President Obama will call for an end to religious-based therapies aimed at “repairing” gay, lesbian, and transgender youths. (New York Times)
BUSINESS/ECONOMY
Developer and restaurant owner Joseph Faro buys 50 acres of the former Rockingham Park in New Hampshire but says his plans are not contingent on a casino going there. (Eagle-Tribune)

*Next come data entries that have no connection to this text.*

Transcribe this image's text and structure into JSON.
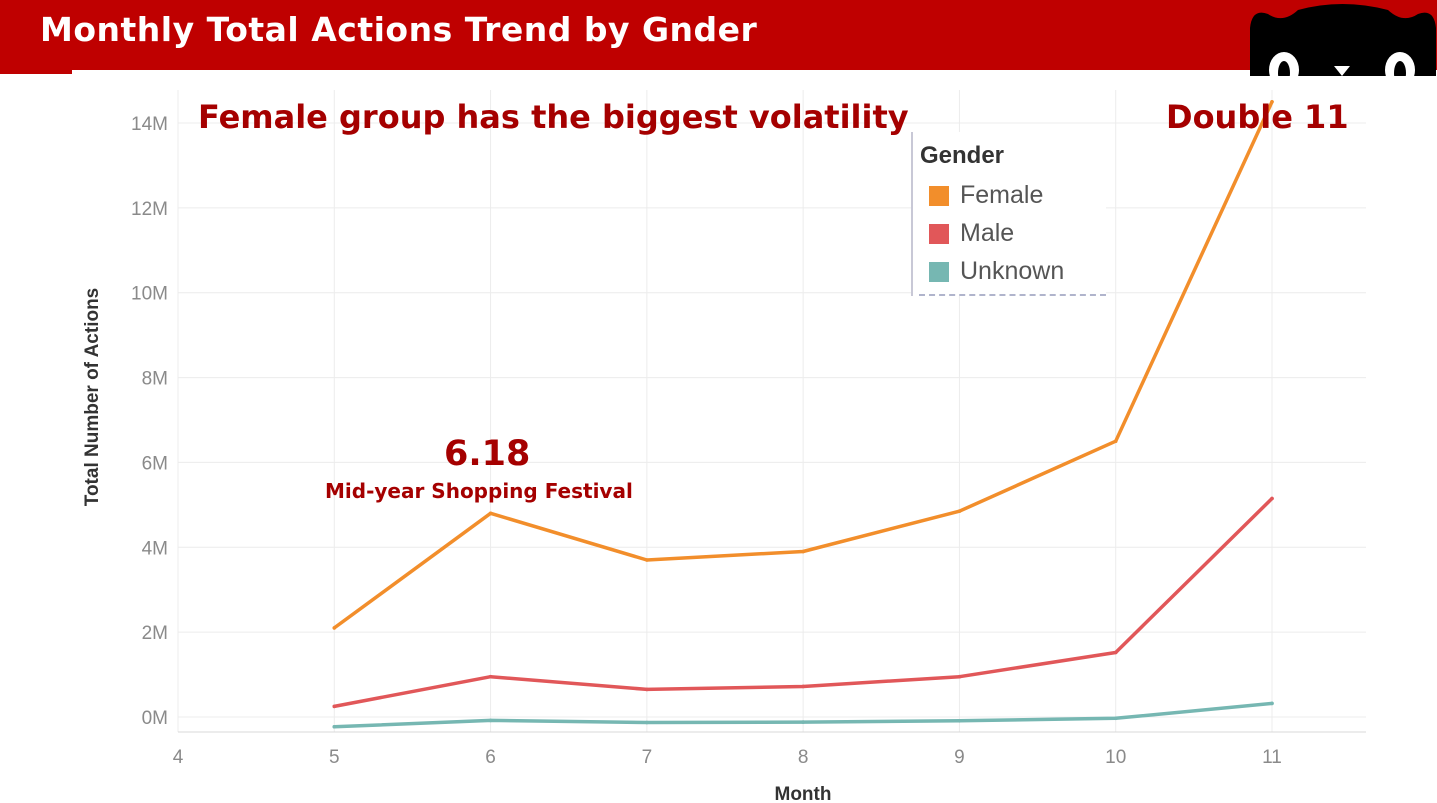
{
  "header": {
    "title": "Monthly Total Actions Trend by Gnder"
  },
  "annotations": {
    "volatility": "Female group has the biggest volatility",
    "double11": "Double 11",
    "festival_date": "6.18",
    "festival_name": "Mid-year Shopping Festival"
  },
  "legend": {
    "title": "Gender",
    "items": [
      {
        "label": "Female",
        "color": "#f28e2b"
      },
      {
        "label": "Male",
        "color": "#e15759"
      },
      {
        "label": "Unknown",
        "color": "#76b7b2"
      }
    ]
  },
  "chart_data": {
    "type": "line",
    "title": "Monthly Total Actions Trend by Gnder",
    "xlabel": "Month",
    "ylabel": "Total Number of Actions",
    "x": [
      5,
      6,
      7,
      8,
      9,
      10,
      11
    ],
    "xlim": [
      4,
      11
    ],
    "x_ticks": [
      "4",
      "5",
      "6",
      "7",
      "8",
      "9",
      "10",
      "11"
    ],
    "y_ticks": [
      {
        "value": 0,
        "label": "0M"
      },
      {
        "value": 2000000,
        "label": "2M"
      },
      {
        "value": 4000000,
        "label": "4M"
      },
      {
        "value": 6000000,
        "label": "6M"
      },
      {
        "value": 8000000,
        "label": "8M"
      },
      {
        "value": 10000000,
        "label": "10M"
      },
      {
        "value": 12000000,
        "label": "12M"
      },
      {
        "value": 14000000,
        "label": "14M"
      }
    ],
    "ylim": [
      -300000,
      14500000
    ],
    "grid": true,
    "legend_position": "top-right",
    "series": [
      {
        "name": "Female",
        "color": "#f28e2b",
        "values": [
          2100000,
          4800000,
          3700000,
          3900000,
          4850000,
          6500000,
          14500000
        ]
      },
      {
        "name": "Male",
        "color": "#e15759",
        "values": [
          250000,
          950000,
          650000,
          720000,
          950000,
          1520000,
          5150000
        ]
      },
      {
        "name": "Unknown",
        "color": "#76b7b2",
        "values": [
          -230000,
          -80000,
          -130000,
          -120000,
          -90000,
          -30000,
          320000
        ]
      }
    ]
  }
}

Nicki Ruiz de Luzuriaga, of the Crittenton Women’s Union, says Robert Putnam’s new book misses the mark by blaming parents for their children’s lack of economic mobility. (CommonWealth)
EDUCATION
The former director of a child care center at Bridgewater State University is facing criminal charges alleging that she failed to report potential abuse of a child there by a student worker and urged staff to keep the issue under wraps. (Boston Globe) The Brockton Enterprise editorial page calls for the resignation of the school’s president, Dana Mohler-Faria, or for state officials to remove him, saying the incident is just the latest in a series of cover-ups created by Mohler-Faria’s “culture of secrecy” over sexual assaults.
Five unions at the University of Massachusetts Dartmouth angrily protested that they have not received their contractually obligated raises that the Legislature funded last summer. (Standard-Times)
A computer glitch has further delayed Boston school assignments for next year, a process already behind schedule because of a recent decision to close several schools. (Boston Herald)
TRANSPORTATION
Transportation Secretary Stephanie Pollack talks about the issues raised in the report by a gubernatorial-appointed panel, saying the agency is “so dysfunctional it’s not even spending the resources it has.” (Greater Boston) Pollack’s views on the system’s need for more funding have evolved, reports CommonWealth, as she has learned more details about the degree of that dysfunction. Former state transportation secretary Jim Aloisi faults the report for ignoring the need for more funding in the system, calling it “a historic missed opportunity.” (CommonWealth)
Winterization of MBTA above-ground rail lines will mean shuttle bus service this summer. (State House News)
ENERGY/ENVIRONMENT
The private company that manages Fall River’s waste management says a shortfall in expected revenues has been caused by the “unprecedented” lack of enforcement in the pay-as-you-throw program by city officials. (Herald News)
National Grid is preparing to begin a $30 million cleanup of the Gloucester waterfront and harbor. (Gloucester Times)
CRIMINAL JUSTICE
The Baltimore Police Department used secret technology to track cell phones in thousands of cases. (Baltimore Sun)
A 14-year-old student at St. Francis of Assisi School in Braintree was arrested after a loaded gun was found in his locker. (Patriot Ledger)
MEDIA
Washington Post editor Martin Baron delivers a provocative speech in Los Angeles on the shift to digital and he uses the Boston Globe’s coverage of pedophile priests at the Catholic Church to illustrate some of his points. Baron is the former editor of the Globe.
Beth Bresnahan, the executive director of the Massachusetts Lottery, announces she is stepping down to become CEO of the Daily Item in Lynn.
Trevor Noah, the new host of the Daily Show who got in some hot water for tasteless tweets, is facing an even more serious issue: charges that he stole other comedians’ jokes. (New York Times)The Associated Press runs its coverage of the end of the Civil War on the 150th anniversary of the surrender at Appomattox on April 9, 1865.